Substitute alternative spellings of native characters (e.g. German umlauts [ae, oe, ue] etc. [ss]) with their correct versions (ä, ö, ü, ß).

Project description

betterletter

In a given text, replaces alternative spellings of native characters with their proper spellings[^1]:

demo

Installation

pip install betterletter

Usage

The package will install a Python script of the same name, so instead of the usual python -m betterletter, you can simply invoke that directly, if the Python script directory is on your $PATH:

$ betterletter -h
usage: betterletter [-h] [-c] [-f] [-r] [-g] [-d] [--debug] {de}

Tool to replace alternative spellings of native characters (e.g.

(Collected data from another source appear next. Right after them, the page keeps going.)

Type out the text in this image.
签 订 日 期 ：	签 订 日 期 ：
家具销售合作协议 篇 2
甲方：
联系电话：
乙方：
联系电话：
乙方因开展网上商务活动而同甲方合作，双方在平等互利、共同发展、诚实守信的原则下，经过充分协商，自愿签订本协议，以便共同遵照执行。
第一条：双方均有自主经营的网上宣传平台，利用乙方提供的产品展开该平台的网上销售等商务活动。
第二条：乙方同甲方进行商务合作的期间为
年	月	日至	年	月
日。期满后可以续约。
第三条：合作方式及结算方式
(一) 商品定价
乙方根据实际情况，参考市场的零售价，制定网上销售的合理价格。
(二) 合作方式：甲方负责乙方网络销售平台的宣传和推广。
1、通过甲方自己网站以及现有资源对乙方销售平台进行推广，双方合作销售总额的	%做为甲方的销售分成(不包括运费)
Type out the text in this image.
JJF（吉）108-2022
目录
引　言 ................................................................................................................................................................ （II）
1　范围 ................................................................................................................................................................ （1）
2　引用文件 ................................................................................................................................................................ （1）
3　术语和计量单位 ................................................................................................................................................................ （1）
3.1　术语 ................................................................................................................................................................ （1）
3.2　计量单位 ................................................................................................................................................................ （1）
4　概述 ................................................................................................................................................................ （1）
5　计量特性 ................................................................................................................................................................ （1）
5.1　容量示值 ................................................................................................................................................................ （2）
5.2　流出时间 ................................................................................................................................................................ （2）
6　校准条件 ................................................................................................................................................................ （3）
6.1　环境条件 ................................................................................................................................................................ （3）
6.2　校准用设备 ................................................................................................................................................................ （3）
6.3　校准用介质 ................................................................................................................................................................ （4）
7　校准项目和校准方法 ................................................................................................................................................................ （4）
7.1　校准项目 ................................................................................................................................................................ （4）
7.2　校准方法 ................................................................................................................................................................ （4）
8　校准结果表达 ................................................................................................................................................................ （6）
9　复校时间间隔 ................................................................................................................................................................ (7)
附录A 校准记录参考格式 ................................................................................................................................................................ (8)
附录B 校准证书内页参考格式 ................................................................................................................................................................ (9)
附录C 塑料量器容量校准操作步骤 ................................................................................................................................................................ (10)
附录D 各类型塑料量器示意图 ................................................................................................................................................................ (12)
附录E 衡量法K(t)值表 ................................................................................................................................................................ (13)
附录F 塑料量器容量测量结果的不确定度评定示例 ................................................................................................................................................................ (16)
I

German
umlauts [ä, ö, ü] etc. [ß]) with the proper native characters. For example,
this problem occurs when no proper keyboard layout was available. This program
is dictionary-based to check if replacements are valid words. By default,
reads from STDIN and writes to STDOUT.

positional arguments:
  {de}             Text language to work with, in ISO 639-1 format.

options:
  -h, --help       show this help message and exit
  -c, --clipboard  Read from and write back to clipboard instead of
                   STDIN/STDOUT.
  -f, --force      Force substitutions and return the text version with the
                   maximum number of substitutions, even if they are illegal
                   words (useful for names).
  -r, --reverse    Reverse mode, where all native characters are simply
                   replaced by their alternative spellings.
  -g, --gui        Stop and open a GUI prompt for confirmation before
                   finishing.
  -d, --diff       Print a diff view of the substitutions to stderr.
  --debug          Output detailed logging information.

Usage Examples

Normal usage:

$ echo 'Hoeflich fragen waere angebracht!' | betterletter de
Höflich fragen wäre angebracht!

Reverse it:

$ echo 'Höflich fragen wäre angebracht!' | betterletter --reverse de
Hoeflich fragen waere angebracht!

A diff view, useful for longer text and to confirm correctness. The diff is written to STDERR so won't interfere with further redirection.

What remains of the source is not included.